The idea that someone could go from journalist to food critic is “an even bigger leap than me deciding that tomorrow I’ll go from being chef to head sommelier – unthinkable,” he writes. “The arrogance behind assuming such a position of authority so readily undervalues the mastery of restaurants.”
My campaign to be the new bar reviewer did not get far. I was politely but firmly rebuffed.
Every critic I spoke to seemed to feel the heavy weight of their dual responsibilities: to celebrate, champion and support great Australian cooking while also critically reviewing it.
“It’s something we agonise over,” says Carlton. “We have a responsibility, first and foremost, to the reader and the diner, [to identify] where the best places are to spend their income. But I also think restaurants are a vital part of our culture. They bring our city life. To sort of smash them down is something I’m not really comfortable with.”
Before Attica lost a hat, Good Food visited multiple times and brought in external critics. The publication reserves negative reviews for those big enough to handle them, says restaurant editor Callan Boys.

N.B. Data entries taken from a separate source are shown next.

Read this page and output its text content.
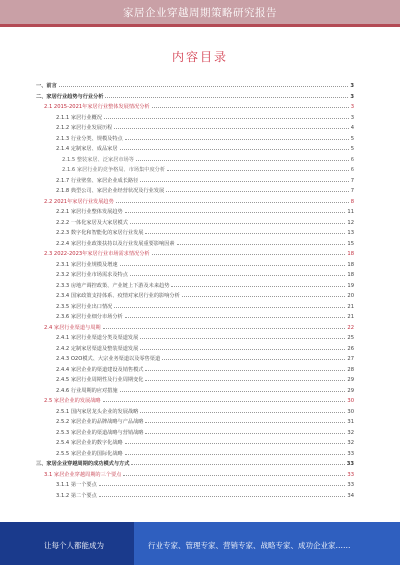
家居企业穿越周期策略研究报告
内容目录
一、前言	3
二、家居行业趋势与行业分析	3
2.1 2015-2021年家居行业整体发展情况分析	3
2.1.1 家居行业概况	3
2.1.2 家居行业发展历程	4
2.1.3 行业分类、规模及特点	5
2.1.4 定制家居、成品家居	5
2.1.5 整装家居、泛家居市场等	6
2.1.6 家居行业的竞争格局、市场集中度分析	6
2.1.7 行业壁垒、家居企业成长路径	7
2.1.8 典型公司、家居企业经营状况及行业发展	7
2.2 2021年家居行业发展趋势	8
2.2.1 家居行业整体发展趋势	11
2.2.2 一体化家居及大家居模式	12
2.2.3 数字化和智能化的家居行业发展	13
2.2.4 家居行业政策扶持以及行业发展重要影响因素	15
2.3 2022-2023年家居行业市场需求情况分析	18
2.3.1 家居行业规模及增速	18
2.3.2 家居行业市场需求及特点	18
2.3.3 房地产调控政策、产业链上下游及未来趋势	19
2.3.4 国家政策支持体系、疫情对家居行业的影响分析	20
2.3.5 家居行业出口情况	21
2.3.6 家居行业细分市场分析	21
2.4 家居行业渠道与周期	22
2.4.1 家居行业渠道分类及渠道发展	25
2.4.2 定制家居渠道及整装渠道发展	26
2.4.3 O2O模式、大宗业务渠道以及零售渠道	27
2.4.4 家居企业的渠道建设及销售模式	28
2.4.5 家居行业周期性及行业周期变化	29
2.4.6 行业周期的应对措施	29
2.5 家居企业的发展战略	30
2.5.1 国内家居龙头企业的发展战略	30
2.5.2 家居企业的品牌战略与产品战略	31
2.5.3 家居企业的渠道战略与营销战略	32
2.5.4 家居企业的数字化战略	32
2.5.5 家居企业的国际化战略	33
三、家居企业穿越周期的成功模式与方式	33
3.1 家居企业穿越周期的三个要点	33
3.1.1 第一个要点	33
3.1.2 第二个要点	34
行业专家、管理专家、营销专家、战略专家、成功企业家……
让每个人都能成为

He points out that while Attica lost a hat, it still scored 17.5/20 – one of the top seven restaurants in the state.
“Contrary to popular belief, most restaurant critics – certainly Good Food critics – don’t enjoy writing negative reviews,” he says. “If it’s a small independent restaurant that isn’t up to scratch, we’ll simply, quietly move on.

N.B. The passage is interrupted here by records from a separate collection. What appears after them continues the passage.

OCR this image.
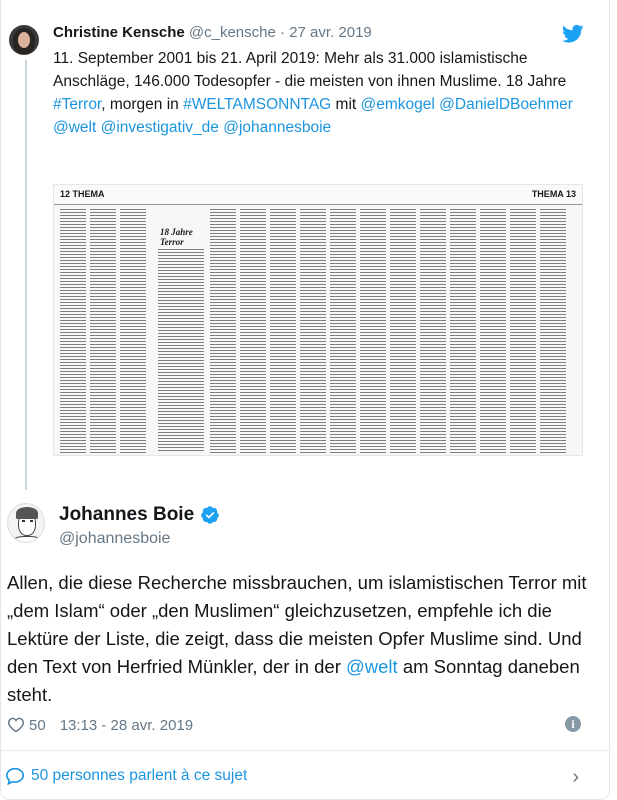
Christine Kensche @c_kensche · 27 avr. 2019
11. September 2001 bis 21. April 2019: Mehr als 31.000 islamistische Anschläge, 146.000 Todesopfer - die meisten von ihnen Muslime. 18 Jahre #Terror, morgen in #WELTAMSONNTAG mit @emkogel @DanielDBoehmer @welt @investigativ_de @johannesboie
12 THEMA	THEMA 13
18 Jahre Terror
Johannes Boie
@johannesboie
Allen, die diese Recherche missbrauchen, um islamistischen Terror mit „dem Islam“ oder „den Muslimen“ gleichzusetzen, empfehle ich die Lektüre der Liste, die zeigt, dass die meisten Opfer Muslime sind. Und den Text von Herfried Münkler, der in der @welt am Sonntag daneben steht.
50 13:13 - 28 avr. 2019	i
50 personnes parlent à ce sujet	›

“But when there’s a big public relations push and massive capital behind a new restaurant, often coupled with a well-known chef trumpeting their latest venture as the best thing since complimentary bread, it’s fair play to publish negative criticism.”
They are not reviewing food as a chef would, but as a customer would. And a meal at Attica can run to hundreds of dollars. “Ultimately,” says another critic, “you are advocating for the diner.”
That is not to say all is well in the world of food-media.
“Every journalist I spoke to said ‘they are really valid criticisms’,” said one food journalist. Good Food can afford to pay for review tables, but smaller outlets receive tables from publicists; to write critically is to literally bite the hand that feeds. That’s not even getting into the modern economy of influencers with little experience and no code of professional ethics.
“People get used to and want to be treated like VIPs,” says Rodell. “Famils” (from familiarisation) – where a brand pays for a journalist to travel to some exotic locale or dine at a top restaurant – are always on offer. There are free meals, free drinks, invites to fancy dinners. “And people love it – it’s hard not to love,” she says. (Rodell does not accept “famils” or free meals.)
Against a backdrop of industry upheaval – in newsrooms and kitchens – the prediction by Shewry’s staff member about who will be gone first is a shot across the bow. Will Attica still stand in 2035, while Good Food’s writers hunt through job listings?
Betting on the future of legacy journalism might seem a brave call. But Attica hasn’t sat on the World’s 50-Best list since 2021, despite Tourism Australia paying to fly out judges from the list to dine there in 2024. And it hasn’t gone unnoticed that a restaurant that used to have a six-month waiting list now has tables available to reserve online most nights.